In the broader study from which this particular analysis was drawn, many parents invoked biology in explaining their children’s gendered tendencies. Clearly, the role of biological explanations in parents’ thinking about gender merits additional investigation. But one of the things that was most striking to me in the analyses presented here is how frequently parents indicated that they took action to craft an appropriate gender performance with and for their preschool-aged sons, viewing masculinity as something they needed to work on to accomplish…. I began this project expecting that parents accept with little question ideologies that naturalize gender difference. Instead, the results I have presented here demonstrate that parents are often consciously aware of gender as something that they must shape and construct, at least for their sons. This argument extends the literature on the routine accomplishment of gender in childhood by introducing evidence of conscious effort and awareness by parents as part of that accomplishment. This awareness also has implications for efforts to reduce gendered constraints on children. Recognition that parents are sometimes consciously crafting their children’s gender suggests the possibility that they could be encouraged to shift that conscious effort in less gendered directions.

In addition to documenting this parental awareness, I am also able to extend the literature by documenting the content toward which parents’ accomplishment work is oriented. The version of hegemonic masculinity I have argued underlies parents’ responses is one that includes both change and stability. Parental openness to domestic skills, nurturance, and empathy as desirable qualities in their sons likely represents social change, and the kind of agency in the accomplishment of gender to which Fenstermaker and West (2002) refer. As Connell (1995) notes, hegemonic masculinity is historically variable in its specific content, and the evidence presented in this article suggests that some broadening of that content is occurring. But the clear limits evident within that broadening suggest the stability and power of hegemonic conceptions of masculinity. The parental boundary maintenance work evident for sons represents a crucial obstacle limiting boys’ options, separating boys from girls, devaluing activities marked as feminine for both boys and girls, and thus bolstering gender inequality and heteronormativity.

Finally, along with documenting conscious awareness by parents and the content toward which their accomplishment work is oriented, my analysis also contributes to the literature by illuminating the process motivating parental gender accomplishment. The heterosexual world in general, and heterosexual fathers in particular, play a central role in that process.
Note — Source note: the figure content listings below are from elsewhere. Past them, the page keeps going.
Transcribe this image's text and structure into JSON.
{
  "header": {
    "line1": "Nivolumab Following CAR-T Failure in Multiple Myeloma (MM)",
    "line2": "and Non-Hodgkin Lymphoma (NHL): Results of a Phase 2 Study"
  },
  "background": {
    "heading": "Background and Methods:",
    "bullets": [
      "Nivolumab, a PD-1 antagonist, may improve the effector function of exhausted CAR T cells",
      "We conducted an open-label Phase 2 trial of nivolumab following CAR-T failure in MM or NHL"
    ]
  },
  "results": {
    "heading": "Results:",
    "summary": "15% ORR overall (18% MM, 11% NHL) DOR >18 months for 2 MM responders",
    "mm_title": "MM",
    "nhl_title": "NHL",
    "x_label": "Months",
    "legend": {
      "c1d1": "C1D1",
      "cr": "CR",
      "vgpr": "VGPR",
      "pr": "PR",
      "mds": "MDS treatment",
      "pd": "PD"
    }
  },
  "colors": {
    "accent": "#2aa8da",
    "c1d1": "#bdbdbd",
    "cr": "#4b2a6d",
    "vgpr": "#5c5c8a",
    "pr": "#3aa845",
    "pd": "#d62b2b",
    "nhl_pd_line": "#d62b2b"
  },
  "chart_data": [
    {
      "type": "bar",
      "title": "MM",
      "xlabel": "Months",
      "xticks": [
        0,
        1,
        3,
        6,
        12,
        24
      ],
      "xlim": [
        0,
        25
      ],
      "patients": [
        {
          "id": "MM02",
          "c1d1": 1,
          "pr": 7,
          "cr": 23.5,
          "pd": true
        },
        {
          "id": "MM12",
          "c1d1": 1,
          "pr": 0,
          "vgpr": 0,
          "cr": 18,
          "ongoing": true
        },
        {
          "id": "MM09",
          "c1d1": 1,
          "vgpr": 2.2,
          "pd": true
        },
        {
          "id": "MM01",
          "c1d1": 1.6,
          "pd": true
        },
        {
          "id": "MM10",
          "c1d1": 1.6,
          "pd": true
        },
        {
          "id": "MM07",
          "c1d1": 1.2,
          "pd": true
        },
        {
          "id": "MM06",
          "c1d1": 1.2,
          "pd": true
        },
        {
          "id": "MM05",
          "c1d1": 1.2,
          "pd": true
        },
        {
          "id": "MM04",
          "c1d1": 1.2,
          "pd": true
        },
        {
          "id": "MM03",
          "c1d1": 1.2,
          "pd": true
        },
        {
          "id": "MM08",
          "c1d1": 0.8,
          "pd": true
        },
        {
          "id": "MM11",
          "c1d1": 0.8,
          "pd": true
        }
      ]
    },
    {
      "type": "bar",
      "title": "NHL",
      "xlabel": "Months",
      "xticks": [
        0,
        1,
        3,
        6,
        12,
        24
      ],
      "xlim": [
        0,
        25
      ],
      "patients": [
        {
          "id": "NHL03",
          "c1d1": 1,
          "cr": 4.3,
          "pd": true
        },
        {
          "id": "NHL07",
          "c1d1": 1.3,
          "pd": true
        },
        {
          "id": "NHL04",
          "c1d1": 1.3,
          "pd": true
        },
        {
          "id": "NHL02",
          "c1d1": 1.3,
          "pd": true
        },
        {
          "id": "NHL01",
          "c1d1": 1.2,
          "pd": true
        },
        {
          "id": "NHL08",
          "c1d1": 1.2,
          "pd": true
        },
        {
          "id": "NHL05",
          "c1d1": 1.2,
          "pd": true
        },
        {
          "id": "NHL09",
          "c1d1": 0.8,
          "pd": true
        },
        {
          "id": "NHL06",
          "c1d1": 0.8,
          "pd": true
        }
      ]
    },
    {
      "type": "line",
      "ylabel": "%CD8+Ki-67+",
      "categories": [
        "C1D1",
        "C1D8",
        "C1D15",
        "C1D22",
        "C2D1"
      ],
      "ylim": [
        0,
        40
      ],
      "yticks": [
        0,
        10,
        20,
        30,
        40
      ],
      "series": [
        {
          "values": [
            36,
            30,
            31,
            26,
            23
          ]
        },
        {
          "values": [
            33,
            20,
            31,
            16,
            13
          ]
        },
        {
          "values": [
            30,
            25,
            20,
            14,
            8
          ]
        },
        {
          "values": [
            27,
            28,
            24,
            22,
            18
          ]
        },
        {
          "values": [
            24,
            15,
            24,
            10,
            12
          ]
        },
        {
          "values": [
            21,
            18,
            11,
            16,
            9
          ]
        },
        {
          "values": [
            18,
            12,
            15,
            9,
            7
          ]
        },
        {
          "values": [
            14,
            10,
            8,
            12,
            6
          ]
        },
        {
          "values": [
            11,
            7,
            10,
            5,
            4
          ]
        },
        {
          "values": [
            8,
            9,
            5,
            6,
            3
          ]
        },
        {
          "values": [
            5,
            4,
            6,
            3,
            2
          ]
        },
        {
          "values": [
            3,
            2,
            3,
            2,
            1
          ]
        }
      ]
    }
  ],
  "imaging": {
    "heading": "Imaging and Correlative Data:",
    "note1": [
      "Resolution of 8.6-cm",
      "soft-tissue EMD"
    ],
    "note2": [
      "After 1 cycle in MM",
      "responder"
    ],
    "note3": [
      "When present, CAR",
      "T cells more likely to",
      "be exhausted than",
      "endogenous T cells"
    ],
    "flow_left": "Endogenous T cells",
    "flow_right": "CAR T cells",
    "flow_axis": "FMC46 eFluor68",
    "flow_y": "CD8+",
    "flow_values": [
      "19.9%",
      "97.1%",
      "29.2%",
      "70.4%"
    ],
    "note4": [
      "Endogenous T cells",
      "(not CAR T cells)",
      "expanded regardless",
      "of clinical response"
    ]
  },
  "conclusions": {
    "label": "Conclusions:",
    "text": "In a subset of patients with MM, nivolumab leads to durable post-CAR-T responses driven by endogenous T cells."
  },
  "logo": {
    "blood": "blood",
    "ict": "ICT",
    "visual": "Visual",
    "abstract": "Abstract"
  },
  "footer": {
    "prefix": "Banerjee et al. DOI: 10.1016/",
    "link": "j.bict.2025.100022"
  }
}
This is evident in the direct endorsement of hegemonic masculinity many heterosexual fathers expressed and in the accountability to others (presumably heterosexual others) many heterosexual mothers, lesbian mothers, and gay fathers expressed. Scholarly investigations of the routine production of gender in childhood, therefore, need to pay careful attention to the role of heterosexual fathers as enforcers of gender boundaries and to the role of accountability in the process of accomplishing gender. At the same time, practical efforts to loosen gendered constraints on young children by expanding their parents’ normative conceptions of gender need to be aimed at parents in general and especially need to reach heterosexual fathers in particular. The concern and even fear many parents—especially heterosexual mothers, lesbian mothers, and gay fathers—expressed about how their young sons might be treated if they fail to live up to hegemonic conceptions of masculinity represent a motivation for the traditional accomplishment of gender. But those reactions could also serve as a motivation to broaden normative conceptions of masculinity and challenge the devaluation of femininity, an effort that will require participation by heterosexual fathers to succeed.